Maybe I didn't make myself clear enough :-). The point of this bug is to _reduce_ the length of the Accept: header in some situations. It is already as long as it really should be, and will only get any longer for really important new types (such as MNG). I do not believe it is worth increasing the length to make such fine distinctions. Gerv
I'm a bit confused; mozilla is happy to send application/xhtml+xml, despite that fact that it isn't even registered yet (albeit, it is in the queue), yet adding six characters ( ;q=0.n ) is considered wasteful? I'm not proposing that Accept be populated with every media type that moz supports; however, what is in the header should clearly and correctly state the preferences of the user-agent. Otherwise, the header is useless, and might as well not be sent at all (which would save *lots* of bytes! ;) Cheers
A balance has to be struck between the utility and the length of the Accept: header. Increasing the length should only be done with good reason. Adding five bytes to every HTTP GET in case anyone wants to do content negotiation between text/html and image/png doesn't seem like a good tradeoff to me, as the situation is extraordinarily unlikely. The server operator can configure the server to prefer text/html to image/png if the q= values are equal (which he would do in this situation in any case.) Gerv
Some of the comments here do seem to miss the point... if properly implemented, this would allow the accept headers for image requests to get *shorter* rather than *longer*, as there's no need to indicate acceptance of HTML or other non-image formats in an image request. While fixing this bug (or adding this feature, whichever terminology you want to use) won't have much or any noticeable effect to users, it could produce a slight bit more impetus towards encouraging the use of content negotiation in general, which is a "chicken-or-egg" problem in that few server administrators have much interest in doing the setup at their end to serve documents in alternative formats depending on the request headers if the browsers don't do anything useful with it, while the browser developers show little interest in making more sophisticated use of the Accept header if few sites' servers do anything interesting with it. Thus, every little move at either end of the HTTP transaction helps bring this potentially useful feature more into use.
qa -> tever
I have set up a test case where this bug prevents a page from being rendered properly, so IMHO it is actually a bug, not a feature request: http://bugzilla.ohrbelag.de/mozilla-bug-04.html
That's horribly contrived. I don't agree that it makes this issue into a bug. Gerv
Of course it is contrived. That's the point in a testcase, to make up a simple scenario where a problem can easily be seen.
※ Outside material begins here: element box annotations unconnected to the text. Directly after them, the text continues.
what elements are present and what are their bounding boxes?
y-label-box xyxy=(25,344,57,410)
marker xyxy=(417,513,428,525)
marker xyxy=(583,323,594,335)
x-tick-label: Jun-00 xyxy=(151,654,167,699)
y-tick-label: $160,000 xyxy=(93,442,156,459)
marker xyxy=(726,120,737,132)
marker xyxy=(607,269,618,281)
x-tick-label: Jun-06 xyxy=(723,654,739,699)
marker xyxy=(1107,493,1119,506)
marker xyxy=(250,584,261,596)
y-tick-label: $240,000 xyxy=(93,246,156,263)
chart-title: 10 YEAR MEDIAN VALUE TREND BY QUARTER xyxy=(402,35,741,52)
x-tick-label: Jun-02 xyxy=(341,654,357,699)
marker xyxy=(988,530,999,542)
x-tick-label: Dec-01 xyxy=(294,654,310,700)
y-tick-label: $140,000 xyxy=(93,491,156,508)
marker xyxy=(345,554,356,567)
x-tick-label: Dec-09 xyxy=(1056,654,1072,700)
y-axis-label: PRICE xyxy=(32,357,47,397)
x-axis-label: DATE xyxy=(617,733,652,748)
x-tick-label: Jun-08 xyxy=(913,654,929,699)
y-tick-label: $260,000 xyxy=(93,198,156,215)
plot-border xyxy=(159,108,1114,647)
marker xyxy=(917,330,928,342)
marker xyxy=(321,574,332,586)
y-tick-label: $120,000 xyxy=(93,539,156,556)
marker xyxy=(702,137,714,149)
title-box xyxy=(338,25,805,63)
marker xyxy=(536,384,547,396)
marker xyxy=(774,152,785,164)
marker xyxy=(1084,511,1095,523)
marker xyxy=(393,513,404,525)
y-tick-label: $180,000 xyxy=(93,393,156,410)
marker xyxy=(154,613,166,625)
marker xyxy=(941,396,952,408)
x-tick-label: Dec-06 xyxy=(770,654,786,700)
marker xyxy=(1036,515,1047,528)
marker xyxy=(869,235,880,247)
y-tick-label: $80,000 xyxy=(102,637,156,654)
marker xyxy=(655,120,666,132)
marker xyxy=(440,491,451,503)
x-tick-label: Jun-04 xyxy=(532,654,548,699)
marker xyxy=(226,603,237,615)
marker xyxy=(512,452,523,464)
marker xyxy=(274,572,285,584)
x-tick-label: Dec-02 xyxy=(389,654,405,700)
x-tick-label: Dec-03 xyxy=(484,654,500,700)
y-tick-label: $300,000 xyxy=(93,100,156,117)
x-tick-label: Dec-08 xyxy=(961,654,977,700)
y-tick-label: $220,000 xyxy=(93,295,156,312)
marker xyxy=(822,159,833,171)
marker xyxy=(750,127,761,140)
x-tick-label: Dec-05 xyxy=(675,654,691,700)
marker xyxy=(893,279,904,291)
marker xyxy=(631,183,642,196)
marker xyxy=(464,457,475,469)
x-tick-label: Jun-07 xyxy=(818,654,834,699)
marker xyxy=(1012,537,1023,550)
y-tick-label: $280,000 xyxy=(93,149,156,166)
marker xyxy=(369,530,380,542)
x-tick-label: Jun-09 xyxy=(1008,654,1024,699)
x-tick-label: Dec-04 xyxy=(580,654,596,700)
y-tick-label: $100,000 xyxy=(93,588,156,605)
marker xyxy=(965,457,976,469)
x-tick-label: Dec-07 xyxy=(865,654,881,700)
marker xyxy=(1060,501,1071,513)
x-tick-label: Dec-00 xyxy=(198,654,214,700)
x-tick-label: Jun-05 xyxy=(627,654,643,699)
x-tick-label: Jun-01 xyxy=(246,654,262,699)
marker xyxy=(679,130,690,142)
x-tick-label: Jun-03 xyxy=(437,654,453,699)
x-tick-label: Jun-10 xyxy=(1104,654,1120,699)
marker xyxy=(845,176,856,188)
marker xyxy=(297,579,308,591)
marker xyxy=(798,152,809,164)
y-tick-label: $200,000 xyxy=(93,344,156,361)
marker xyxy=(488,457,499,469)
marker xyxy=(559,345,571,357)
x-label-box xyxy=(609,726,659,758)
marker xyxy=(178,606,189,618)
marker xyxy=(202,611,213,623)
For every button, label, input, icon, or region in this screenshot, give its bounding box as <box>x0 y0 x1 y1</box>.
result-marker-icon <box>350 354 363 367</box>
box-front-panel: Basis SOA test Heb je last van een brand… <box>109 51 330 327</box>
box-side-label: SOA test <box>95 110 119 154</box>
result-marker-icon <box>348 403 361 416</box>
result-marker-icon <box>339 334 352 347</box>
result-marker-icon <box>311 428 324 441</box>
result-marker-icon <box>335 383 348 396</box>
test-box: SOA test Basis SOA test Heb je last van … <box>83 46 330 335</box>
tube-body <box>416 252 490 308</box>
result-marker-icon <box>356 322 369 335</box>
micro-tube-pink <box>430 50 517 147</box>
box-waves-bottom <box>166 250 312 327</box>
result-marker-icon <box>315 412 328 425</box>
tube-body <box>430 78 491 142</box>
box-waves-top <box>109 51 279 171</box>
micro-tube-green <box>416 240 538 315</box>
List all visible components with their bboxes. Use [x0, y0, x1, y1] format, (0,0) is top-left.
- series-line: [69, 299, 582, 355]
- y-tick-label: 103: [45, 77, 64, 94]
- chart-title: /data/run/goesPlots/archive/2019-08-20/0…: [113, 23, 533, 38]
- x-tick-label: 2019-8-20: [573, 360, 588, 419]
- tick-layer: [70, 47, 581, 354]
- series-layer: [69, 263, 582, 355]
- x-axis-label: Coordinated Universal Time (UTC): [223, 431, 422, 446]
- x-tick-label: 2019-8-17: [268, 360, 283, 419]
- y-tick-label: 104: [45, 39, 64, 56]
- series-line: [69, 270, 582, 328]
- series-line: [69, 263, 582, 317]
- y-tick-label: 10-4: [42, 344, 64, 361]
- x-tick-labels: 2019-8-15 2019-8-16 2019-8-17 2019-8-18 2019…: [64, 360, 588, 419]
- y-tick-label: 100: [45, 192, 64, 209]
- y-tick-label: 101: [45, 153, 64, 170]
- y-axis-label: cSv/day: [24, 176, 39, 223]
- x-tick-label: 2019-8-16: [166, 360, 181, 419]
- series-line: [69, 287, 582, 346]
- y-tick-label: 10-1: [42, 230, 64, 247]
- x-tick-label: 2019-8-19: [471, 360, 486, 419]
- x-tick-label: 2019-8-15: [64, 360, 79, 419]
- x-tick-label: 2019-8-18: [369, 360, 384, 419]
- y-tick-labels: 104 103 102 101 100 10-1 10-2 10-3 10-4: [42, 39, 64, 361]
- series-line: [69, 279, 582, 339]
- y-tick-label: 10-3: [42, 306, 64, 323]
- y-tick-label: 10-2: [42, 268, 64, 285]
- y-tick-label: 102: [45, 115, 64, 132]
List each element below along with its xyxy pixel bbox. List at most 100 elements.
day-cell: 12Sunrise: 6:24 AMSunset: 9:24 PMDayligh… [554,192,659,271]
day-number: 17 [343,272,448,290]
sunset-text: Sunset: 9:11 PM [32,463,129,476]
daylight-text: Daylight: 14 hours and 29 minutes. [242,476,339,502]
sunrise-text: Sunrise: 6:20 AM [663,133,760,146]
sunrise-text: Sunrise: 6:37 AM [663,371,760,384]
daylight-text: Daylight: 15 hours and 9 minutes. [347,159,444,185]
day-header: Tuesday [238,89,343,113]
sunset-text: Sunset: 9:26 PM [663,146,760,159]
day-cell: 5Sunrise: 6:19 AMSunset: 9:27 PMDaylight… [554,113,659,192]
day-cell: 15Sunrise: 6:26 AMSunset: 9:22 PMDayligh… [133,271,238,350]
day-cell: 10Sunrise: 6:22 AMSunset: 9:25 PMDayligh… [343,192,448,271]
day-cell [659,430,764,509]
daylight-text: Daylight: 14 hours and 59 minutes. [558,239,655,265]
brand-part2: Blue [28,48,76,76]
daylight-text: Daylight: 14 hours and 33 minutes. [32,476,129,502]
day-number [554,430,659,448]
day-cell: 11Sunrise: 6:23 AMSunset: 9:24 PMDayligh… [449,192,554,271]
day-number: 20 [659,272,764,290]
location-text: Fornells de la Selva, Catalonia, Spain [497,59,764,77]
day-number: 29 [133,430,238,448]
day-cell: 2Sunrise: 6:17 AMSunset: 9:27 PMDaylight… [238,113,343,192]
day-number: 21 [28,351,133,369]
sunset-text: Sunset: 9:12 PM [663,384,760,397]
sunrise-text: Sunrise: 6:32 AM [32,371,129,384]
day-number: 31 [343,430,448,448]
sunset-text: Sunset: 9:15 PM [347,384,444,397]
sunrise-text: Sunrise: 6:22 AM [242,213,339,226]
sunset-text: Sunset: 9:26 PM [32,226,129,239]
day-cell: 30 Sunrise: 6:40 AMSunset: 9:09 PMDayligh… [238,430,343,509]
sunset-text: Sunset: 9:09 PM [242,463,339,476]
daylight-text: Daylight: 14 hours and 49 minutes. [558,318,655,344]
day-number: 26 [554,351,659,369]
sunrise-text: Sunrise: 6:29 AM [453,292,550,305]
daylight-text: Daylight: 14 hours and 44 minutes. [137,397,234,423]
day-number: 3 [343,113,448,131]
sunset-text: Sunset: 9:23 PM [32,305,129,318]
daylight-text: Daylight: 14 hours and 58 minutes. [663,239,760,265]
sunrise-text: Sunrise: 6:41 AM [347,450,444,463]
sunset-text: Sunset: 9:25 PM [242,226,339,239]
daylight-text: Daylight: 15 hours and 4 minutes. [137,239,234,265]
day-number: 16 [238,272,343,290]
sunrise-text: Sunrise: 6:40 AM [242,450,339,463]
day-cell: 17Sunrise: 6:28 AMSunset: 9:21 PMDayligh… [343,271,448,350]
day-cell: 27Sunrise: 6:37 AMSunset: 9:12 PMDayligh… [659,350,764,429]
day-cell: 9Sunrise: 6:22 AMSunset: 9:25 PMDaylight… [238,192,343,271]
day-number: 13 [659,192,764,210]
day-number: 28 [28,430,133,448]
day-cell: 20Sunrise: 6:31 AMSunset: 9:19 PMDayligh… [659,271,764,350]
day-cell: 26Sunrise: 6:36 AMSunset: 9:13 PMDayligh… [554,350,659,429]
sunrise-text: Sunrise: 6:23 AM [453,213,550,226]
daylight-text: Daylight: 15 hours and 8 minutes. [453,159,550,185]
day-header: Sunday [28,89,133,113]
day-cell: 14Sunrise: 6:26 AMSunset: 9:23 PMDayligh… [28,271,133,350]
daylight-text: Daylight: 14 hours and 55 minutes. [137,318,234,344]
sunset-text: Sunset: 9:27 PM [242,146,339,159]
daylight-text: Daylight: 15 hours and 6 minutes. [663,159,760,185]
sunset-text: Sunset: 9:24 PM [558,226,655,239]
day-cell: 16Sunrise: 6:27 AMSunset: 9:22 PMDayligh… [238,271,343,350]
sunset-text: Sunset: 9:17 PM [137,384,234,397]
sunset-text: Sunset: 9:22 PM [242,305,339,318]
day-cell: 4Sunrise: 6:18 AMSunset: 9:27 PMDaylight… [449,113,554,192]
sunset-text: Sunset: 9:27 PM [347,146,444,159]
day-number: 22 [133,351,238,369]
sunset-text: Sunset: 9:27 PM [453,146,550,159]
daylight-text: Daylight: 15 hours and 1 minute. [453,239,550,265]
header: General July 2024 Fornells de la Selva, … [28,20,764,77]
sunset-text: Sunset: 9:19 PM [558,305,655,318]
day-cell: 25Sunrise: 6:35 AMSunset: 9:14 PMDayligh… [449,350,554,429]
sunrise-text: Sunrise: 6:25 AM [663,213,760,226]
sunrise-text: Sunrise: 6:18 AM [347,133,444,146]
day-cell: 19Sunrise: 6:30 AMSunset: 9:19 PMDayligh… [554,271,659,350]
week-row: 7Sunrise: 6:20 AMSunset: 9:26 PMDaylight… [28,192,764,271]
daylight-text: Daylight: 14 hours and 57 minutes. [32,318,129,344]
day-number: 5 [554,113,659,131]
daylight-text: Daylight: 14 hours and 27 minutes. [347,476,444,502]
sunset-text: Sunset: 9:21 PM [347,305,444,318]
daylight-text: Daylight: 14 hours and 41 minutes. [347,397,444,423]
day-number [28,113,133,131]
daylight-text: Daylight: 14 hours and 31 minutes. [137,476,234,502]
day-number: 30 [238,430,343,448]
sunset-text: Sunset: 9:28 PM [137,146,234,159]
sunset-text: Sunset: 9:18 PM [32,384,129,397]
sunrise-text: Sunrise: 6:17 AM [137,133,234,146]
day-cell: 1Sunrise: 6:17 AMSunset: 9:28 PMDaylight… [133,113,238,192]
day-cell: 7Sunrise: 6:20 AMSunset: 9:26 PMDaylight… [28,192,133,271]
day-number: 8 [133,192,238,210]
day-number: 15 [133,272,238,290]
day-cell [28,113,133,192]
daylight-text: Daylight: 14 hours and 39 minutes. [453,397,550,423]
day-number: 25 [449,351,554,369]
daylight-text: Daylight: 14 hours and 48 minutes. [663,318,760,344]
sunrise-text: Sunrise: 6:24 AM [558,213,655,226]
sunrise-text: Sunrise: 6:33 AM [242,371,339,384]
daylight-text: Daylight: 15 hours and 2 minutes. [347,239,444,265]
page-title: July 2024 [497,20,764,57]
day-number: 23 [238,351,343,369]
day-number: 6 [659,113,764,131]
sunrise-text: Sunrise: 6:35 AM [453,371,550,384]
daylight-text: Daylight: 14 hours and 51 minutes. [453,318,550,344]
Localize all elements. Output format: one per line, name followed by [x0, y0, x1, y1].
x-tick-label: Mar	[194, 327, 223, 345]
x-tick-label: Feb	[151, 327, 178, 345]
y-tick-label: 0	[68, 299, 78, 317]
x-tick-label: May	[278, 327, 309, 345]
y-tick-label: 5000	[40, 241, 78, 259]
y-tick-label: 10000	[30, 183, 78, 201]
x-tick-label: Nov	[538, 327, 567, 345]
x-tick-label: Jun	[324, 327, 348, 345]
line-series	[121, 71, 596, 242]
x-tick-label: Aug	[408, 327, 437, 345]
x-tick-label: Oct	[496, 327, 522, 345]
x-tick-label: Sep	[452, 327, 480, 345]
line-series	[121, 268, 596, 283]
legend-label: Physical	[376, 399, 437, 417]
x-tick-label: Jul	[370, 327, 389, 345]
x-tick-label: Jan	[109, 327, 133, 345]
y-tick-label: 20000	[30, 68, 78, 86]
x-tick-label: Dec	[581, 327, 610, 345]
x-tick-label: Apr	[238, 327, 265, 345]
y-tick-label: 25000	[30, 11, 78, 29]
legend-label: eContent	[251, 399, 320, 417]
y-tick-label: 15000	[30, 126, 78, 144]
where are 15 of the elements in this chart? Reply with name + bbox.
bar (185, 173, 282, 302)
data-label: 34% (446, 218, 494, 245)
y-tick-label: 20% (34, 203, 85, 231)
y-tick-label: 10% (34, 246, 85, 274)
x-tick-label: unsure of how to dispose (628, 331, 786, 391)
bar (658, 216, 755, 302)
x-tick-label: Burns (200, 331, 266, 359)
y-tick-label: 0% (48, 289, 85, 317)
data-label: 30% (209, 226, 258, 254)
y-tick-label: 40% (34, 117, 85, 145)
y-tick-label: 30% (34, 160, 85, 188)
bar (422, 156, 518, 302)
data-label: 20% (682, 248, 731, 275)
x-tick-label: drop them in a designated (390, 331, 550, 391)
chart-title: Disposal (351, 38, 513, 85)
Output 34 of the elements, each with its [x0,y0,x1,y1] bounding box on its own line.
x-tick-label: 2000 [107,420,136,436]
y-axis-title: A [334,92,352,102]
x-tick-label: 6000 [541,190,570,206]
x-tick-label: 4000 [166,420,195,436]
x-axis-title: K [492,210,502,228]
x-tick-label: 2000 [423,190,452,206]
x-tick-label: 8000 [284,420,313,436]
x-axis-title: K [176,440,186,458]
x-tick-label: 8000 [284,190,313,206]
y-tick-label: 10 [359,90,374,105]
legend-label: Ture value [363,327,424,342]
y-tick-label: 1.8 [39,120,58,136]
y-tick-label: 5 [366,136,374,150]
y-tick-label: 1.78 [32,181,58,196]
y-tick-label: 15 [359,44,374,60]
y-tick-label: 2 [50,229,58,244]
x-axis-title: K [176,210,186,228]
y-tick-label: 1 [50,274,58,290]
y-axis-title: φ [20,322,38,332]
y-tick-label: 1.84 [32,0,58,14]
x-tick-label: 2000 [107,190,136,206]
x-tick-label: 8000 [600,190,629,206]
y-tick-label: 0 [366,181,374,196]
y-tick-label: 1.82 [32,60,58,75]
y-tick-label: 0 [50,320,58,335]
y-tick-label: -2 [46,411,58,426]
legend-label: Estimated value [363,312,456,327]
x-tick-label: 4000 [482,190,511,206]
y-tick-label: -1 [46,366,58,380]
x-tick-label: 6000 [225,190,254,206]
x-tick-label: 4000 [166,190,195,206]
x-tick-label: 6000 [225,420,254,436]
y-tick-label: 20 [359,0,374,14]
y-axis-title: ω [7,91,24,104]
It is not as far-fetched as you might think, though. I ran into that bug by accident on my website, where Mozilla insisted in retrieving a style sheet instead of an image when it was supposed to negotiate between "file.png" and "file.gif". There happened to be a "file.css" in the same directory, text/css and image/png both have a q of 1.0 in the "Accept:" header, and when in doubt Apache delivers the file with the smallest size. I finally had to put style sheets and images into different directories to resolve this conflict. I could have replicated the situation described above as a test case, but chances are that this would have ended up in a "just rename file.css to a different base name, stupid" and a WONTFIX. Also note that I even set up a type-map file for the example such that the web server always delivers the image _unless_ the user agent explicitly asks for something else. This way even the most stupid of browsers that don't send "Accept:" at all would get it right. Obviously, Mozilla's "Accept:" is supposed to mean "give me application/xml in preference over text/html, or text/html in preference over text/plain, or image/png in preference over image/gif", but it also says "give me almost anything else in preference over image/gif", even when it is retrieving the resource for an IMG element, and that is plain wrong.